The in-kernel eBPF verifier statically checks a submitted program's logic for safety, confirming it's bounded and free of an infinite loop, before the kernel allows it to actually run. Running a program directly with no verification would risk a bug crashing or hanging the entire kernel, since the program runs at such a privileged level. This verification step is what makes it safe to run flexible, custom logic directly inside the kernel in the first place.
3 / 5
In a code review, a dev notices the observability tool relies on eBPF hooks distributed across every host rather than each application shipping its own separate tracing agent or library. What does this represent?
Kernel-level, agentless observability via eBPF hooks collects data consistently across every host without requiring each individual application to ship and maintain its own separate tracing agent or library. Requiring a per-application agent means an application team must remember to integrate and keep that agent updated themselves. This kernel-level approach centralizes observability instrumentation at the host, working uniformly regardless of what any given application happens to be written in.
4 / 5
An incident report shows an eBPF-based monitoring tool was upgraded and began attaching an expensive new hook to a high-traffic kernel function, measurably increasing latency across the host. What practice would prevent this?

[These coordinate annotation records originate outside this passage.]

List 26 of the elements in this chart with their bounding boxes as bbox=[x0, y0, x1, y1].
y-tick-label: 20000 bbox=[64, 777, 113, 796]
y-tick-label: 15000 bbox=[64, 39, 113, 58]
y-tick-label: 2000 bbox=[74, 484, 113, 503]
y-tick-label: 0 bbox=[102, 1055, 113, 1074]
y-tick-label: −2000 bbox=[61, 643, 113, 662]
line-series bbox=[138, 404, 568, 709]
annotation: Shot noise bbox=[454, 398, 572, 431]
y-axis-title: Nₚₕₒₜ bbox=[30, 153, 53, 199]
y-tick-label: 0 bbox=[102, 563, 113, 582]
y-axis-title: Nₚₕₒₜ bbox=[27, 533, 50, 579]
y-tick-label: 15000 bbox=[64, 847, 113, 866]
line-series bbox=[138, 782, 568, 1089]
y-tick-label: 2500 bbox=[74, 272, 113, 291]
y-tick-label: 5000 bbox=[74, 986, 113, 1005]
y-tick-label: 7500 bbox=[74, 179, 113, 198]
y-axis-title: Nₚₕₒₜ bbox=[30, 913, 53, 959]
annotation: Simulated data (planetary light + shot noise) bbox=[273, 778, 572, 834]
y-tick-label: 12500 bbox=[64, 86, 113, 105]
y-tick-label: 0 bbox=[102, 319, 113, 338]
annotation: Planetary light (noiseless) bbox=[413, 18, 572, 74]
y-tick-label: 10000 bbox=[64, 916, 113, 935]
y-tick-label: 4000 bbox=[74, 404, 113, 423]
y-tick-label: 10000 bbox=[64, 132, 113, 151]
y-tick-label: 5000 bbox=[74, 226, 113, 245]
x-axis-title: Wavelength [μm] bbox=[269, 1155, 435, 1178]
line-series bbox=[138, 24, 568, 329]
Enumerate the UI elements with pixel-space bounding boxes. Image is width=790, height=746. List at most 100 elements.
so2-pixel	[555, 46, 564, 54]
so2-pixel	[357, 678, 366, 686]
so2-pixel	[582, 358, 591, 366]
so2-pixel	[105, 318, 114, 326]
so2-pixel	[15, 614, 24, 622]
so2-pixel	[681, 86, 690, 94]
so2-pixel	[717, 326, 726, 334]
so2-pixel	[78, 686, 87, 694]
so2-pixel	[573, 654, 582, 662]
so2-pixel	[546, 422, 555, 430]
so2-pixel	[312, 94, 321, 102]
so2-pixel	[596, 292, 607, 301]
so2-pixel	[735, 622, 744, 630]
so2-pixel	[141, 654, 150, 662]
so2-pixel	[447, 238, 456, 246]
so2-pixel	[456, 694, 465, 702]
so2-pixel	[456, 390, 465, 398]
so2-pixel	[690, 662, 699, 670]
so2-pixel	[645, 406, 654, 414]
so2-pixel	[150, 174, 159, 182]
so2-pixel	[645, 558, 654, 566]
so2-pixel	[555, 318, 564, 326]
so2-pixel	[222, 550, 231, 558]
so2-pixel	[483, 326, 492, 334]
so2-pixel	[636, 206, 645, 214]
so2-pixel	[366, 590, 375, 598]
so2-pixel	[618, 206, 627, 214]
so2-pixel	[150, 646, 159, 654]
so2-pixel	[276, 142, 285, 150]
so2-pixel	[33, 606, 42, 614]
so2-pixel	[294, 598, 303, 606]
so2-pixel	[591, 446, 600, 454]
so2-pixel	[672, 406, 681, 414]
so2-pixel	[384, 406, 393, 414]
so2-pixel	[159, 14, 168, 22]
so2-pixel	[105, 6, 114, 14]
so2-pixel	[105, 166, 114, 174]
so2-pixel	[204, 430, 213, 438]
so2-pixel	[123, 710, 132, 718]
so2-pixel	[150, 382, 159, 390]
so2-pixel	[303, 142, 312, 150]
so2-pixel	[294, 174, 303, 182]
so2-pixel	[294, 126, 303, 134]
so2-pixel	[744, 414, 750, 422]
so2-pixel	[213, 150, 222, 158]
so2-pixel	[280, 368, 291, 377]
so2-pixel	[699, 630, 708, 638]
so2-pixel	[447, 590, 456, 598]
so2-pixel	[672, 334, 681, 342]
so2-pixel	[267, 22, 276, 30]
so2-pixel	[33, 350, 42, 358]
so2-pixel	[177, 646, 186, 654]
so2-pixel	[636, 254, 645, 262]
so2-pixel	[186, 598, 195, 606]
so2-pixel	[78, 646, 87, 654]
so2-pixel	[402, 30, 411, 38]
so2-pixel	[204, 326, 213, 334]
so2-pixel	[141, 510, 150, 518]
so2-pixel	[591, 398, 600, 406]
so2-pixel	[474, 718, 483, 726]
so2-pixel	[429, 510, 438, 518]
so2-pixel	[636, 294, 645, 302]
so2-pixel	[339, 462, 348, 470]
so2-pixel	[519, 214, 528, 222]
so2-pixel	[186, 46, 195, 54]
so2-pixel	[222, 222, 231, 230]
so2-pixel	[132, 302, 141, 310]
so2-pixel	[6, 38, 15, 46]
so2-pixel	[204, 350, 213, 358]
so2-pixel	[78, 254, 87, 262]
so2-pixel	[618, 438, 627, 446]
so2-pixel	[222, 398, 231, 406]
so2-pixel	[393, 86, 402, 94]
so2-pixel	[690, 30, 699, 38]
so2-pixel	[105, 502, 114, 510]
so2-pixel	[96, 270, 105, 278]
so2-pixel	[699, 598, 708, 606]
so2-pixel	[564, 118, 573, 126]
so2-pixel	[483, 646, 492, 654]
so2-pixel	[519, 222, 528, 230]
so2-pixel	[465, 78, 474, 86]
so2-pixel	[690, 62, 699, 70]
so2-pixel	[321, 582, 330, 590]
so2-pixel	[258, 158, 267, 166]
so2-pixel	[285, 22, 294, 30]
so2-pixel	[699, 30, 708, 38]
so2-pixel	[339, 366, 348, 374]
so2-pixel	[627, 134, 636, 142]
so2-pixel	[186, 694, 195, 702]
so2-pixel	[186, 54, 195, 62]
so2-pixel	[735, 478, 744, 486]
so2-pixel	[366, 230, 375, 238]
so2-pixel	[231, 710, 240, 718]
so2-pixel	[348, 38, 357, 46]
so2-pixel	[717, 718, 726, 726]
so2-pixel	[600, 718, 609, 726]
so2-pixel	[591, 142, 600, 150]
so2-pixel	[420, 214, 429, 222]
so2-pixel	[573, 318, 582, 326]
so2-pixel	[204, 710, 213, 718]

Benchmarking the performance overhead of a new or changed eBPF hook against production-like traffic before a broad rollout catches a costly hook before it measurably degrades latency across every host it's deployed to. Rolling out a hook with no benchmarking risks exactly this kind of regression going unnoticed until it's already affecting real traffic. This overhead-testing discipline matters because eBPF programs run in a highly performance-sensitive path, directly inside the kernel.
5 / 5
During a PR review, a teammate asks why the team collects observability data through eBPF hooks instead of having every application ship its own dedicated tracing agent or library. What is the reasoning?
Having every application ship its own dedicated tracing agent depends on each individual team correctly integrating and maintaining that agent, which can create inconsistent coverage across a large, varied set of services. eBPF collects data consistently at the kernel level, working the same way regardless of what any given application is written in. The tradeoff is the specialized expertise needed to write, verify, and safely operate a low-level eBPF program in the first place.